Dans un pays qui a érigé le « pragmatisme » en doctrine d’État, les débats théoriques sont perçus comme stériles, voire nuisibles. Publier des livres est moins valorisé que couper des rubans. Même les publications des elder statesmen sont une denrée rare au Luxembourg. L’annonce de Jean-Claude Juncker qu’il rédigeait ses mémoires (consacrées à la politique européenne) a donc surpris en 2019. Il y a quelques semaines, à la fin de son intervention au Bridge Forum, l’ancien Premier ministre s’est excusé : Il devrait filer à Bruxelles rencontrer son éditeur.

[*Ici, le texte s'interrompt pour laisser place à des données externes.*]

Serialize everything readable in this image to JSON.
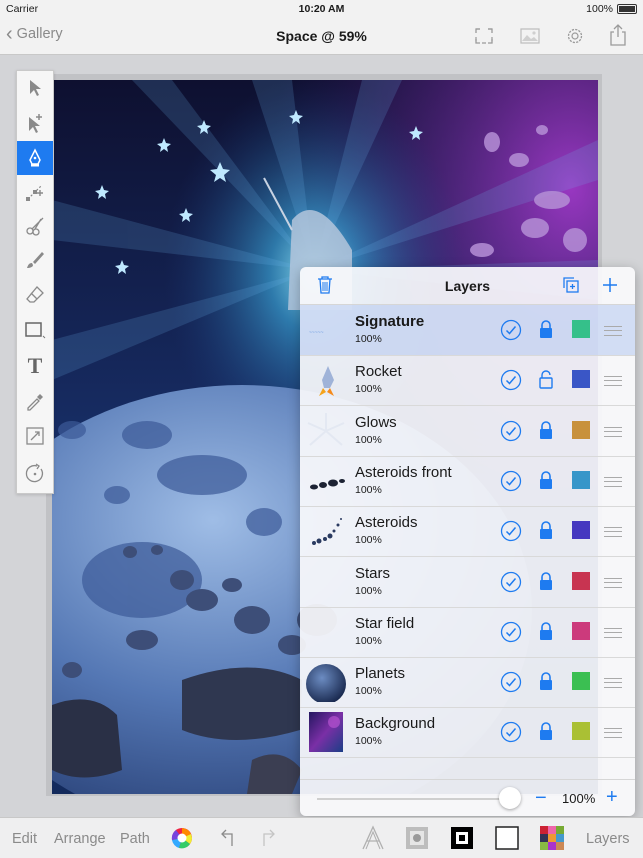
{
  "status": {
    "carrier": "Carrier",
    "time": "10:20 AM",
    "battery": "100%"
  },
  "nav": {
    "back_label": "Gallery",
    "title": "Space @ 59%",
    "icons": [
      "fullscreen-icon",
      "image-icon",
      "gear-icon",
      "share-icon"
    ]
  },
  "tools": [
    "select-arrow-icon",
    "direct-select-icon",
    "pen-icon",
    "node-icon",
    "scissors-icon",
    "brush-icon",
    "eraser-icon",
    "rectangle-icon",
    "text-icon",
    "eyedropper-icon",
    "transform-icon",
    "rotate-icon"
  ],
  "tools_active": "pen-icon",
  "tools_text_glyph": "T",
  "layers": {
    "title": "Layers",
    "items": [
      {
        "name": "Signature",
        "opacity": "100%",
        "locked": true,
        "color": "#35c08a",
        "selected": true
      },
      {
        "name": "Rocket",
        "opacity": "100%",
        "locked": false,
        "color": "#3a56c6",
        "selected": false
      },
      {
        "name": "Glows",
        "opacity": "100%",
        "locked": true,
        "color": "#c8913c",
        "selected": false
      },
      {
        "name": "Asteroids front",
        "opacity": "100%",
        "locked": true,
        "color": "#3796c9",
        "selected": false
      },
      {
        "name": "Asteroids",
        "opacity": "100%",
        "locked": true,
        "color": "#4638c0",
        "selected": false
      },
      {
        "name": "Stars",
        "opacity": "100%",
        "locked": true,
        "color": "#c83451",
        "selected": false
      },
      {
        "name": "Star field",
        "opacity": "100%",
        "locked": true,
        "color": "#cc3a7c",
        "selected": false
      },
      {
        "name": "Planets",
        "opacity": "100%",
        "locked": true,
        "color": "#3bbf52",
        "selected": false
      },
      {
        "name": "Background",
        "opacity": "100%",
        "locked": true,
        "color": "#aac034",
        "selected": false
      }
    ],
    "opacity_value": "100%",
    "minus_label": "−",
    "plus_label": "+"
  },
  "bottombar": {
    "edit_label": "Edit",
    "arrange_label": "Arrange",
    "path_label": "Path",
    "layers_label": "Layers"
  },
  "colors": {
    "accent": "#1e7bf0"
  }
}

Cela fait presque trente ans que les éternels « rénovateurs » du CSV tentent de lancer une fondation politique. Dès 1994, le CSJ avait présenté cette idée dans son manifeste « Frësch Loft ». Au congrès du CSV en mars 2016, les membres du « 3-Kinneksgrupp » lançaient une nouvelle offensive et déposaient un projet de motion pour créer « eine mit der CSV freundschaftlich verbundene und zugleich autonome Stiftung », qui devrait servir d’« Ideenagentur für christlich-soziale Politik ». Les auteurs citaient une ribambelle d’exemples européens : La Konrad-Adenauer-Stiftung en Allemagne, le Centre d’études politiques, économiques et sociales en Belgique, le Wetenschappelijk Instituut voor het CDA aux Pays-Bas, la Fondation Robert Schuman en France... Les chefs du parti et de la fraction ne furent guère impressionnés. Ils firent ce que font tous les apparatchiks lorsqu’ils veulent enterrer une idée, ils créèrent un « groupe de travail ». Celui-ci se réunit à trois reprises, et ce fut la fin de l’histoire.

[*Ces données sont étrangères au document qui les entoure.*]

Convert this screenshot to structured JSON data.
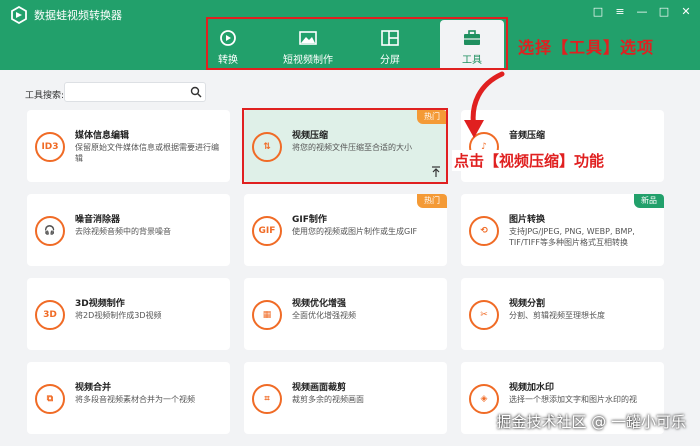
{
  "app": {
    "title": "数据蛙视频转换器"
  },
  "window": {
    "controls": [
      "□",
      "≡",
      "—",
      "□",
      "✕"
    ]
  },
  "tabs": [
    {
      "label": "转换",
      "icon": "refresh-icon",
      "active": false
    },
    {
      "label": "短视频制作",
      "icon": "image-icon",
      "active": false
    },
    {
      "label": "分屏",
      "icon": "split-screen-icon",
      "active": false
    },
    {
      "label": "工具",
      "icon": "toolbox-icon",
      "active": true
    }
  ],
  "callouts": {
    "top": "选择【工具】选项",
    "middle": "点击【视频压缩】功能"
  },
  "search": {
    "label": "工具搜索:",
    "placeholder": ""
  },
  "tools": [
    {
      "title": "媒体信息编辑",
      "desc": "保留原始文件媒体信息或根据需要进行编辑",
      "icon_text": "ID3",
      "badge": ""
    },
    {
      "title": "视频压缩",
      "desc": "将您的视频文件压缩至合适的大小",
      "icon_text": "⇅",
      "badge": "热门"
    },
    {
      "title": "音频压缩",
      "desc": "",
      "icon_text": "♪",
      "badge": ""
    },
    {
      "title": "噪音消除器",
      "desc": "去除视频音频中的背景噪音",
      "icon_text": "🎧",
      "badge": ""
    },
    {
      "title": "GIF制作",
      "desc": "使用您的视频或图片制作或生成GIF",
      "icon_text": "GIF",
      "badge": "热门"
    },
    {
      "title": "图片转换",
      "desc": "支持JPG/JPEG, PNG, WEBP, BMP, TIF/TIFF等多种图片格式互相转换",
      "icon_text": "⟲",
      "badge": "新品"
    },
    {
      "title": "3D视频制作",
      "desc": "将2D视频制作成3D视频",
      "icon_text": "3D",
      "badge": ""
    },
    {
      "title": "视频优化增强",
      "desc": "全面优化增强视频",
      "icon_text": "▦",
      "badge": ""
    },
    {
      "title": "视频分割",
      "desc": "分割、剪辑视频至理想长度",
      "icon_text": "✂",
      "badge": ""
    },
    {
      "title": "视频合并",
      "desc": "将多段音视频素材合并为一个视频",
      "icon_text": "⧉",
      "badge": ""
    },
    {
      "title": "视频画面裁剪",
      "desc": "裁剪多余的视频画面",
      "icon_text": "⌗",
      "badge": ""
    },
    {
      "title": "视频加水印",
      "desc": "选择一个想添加文字和图片水印的视",
      "icon_text": "◈",
      "badge": ""
    }
  ],
  "watermark": "掘金技术社区 @ 一罐小可乐",
  "colors": {
    "brand": "#22a06b",
    "accent": "#f06b26",
    "hot": "#f49a36",
    "annotation": "#e02020"
  }
}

Difficile d’exister politiquement sans être député, maire ou ministre. Les partis luxembourgeois sont dominés par leurs mandataires ; cette leçon, Frank Engel l’a apprise à ses dépens. Le contrat de travail qu’il a signé en 2020 avec le CSV-Frëndeskreess prévoyait notamment de transformer cette ASBL en « think tank », comparable, « toutes proportions gardées », à la Konrad-Adenauer-Stiftung. La tentative ne fut guère fructueuse, se rappelle Engel, « eng Recherche déi guer néirens hikoum ». À commencer par la question des financements. « La fraction est assise sur des millions d’euros, il me semblait donc admissible qu’elle finance une fondation », relate Engel. Or, Martine Hansen et Gilles Roth se gardaient bien d’entretenir une fondation créée par leur antagoniste. Quant aux donateurs privés, leur « générosité » se serait avérée « très limitée ». Engel en tire de terribles conclusions : « La lâcheté vis-à-vis de la réflexion est énorme ! » Et de continuer sa diatribe : Le milieu politique se caractériserait par « la paresse et l’incurie » ; ceux qui se prendraient pour « ganz dichteg » ne voudraient surtout pas donner l’impression de ne pas tout savoir.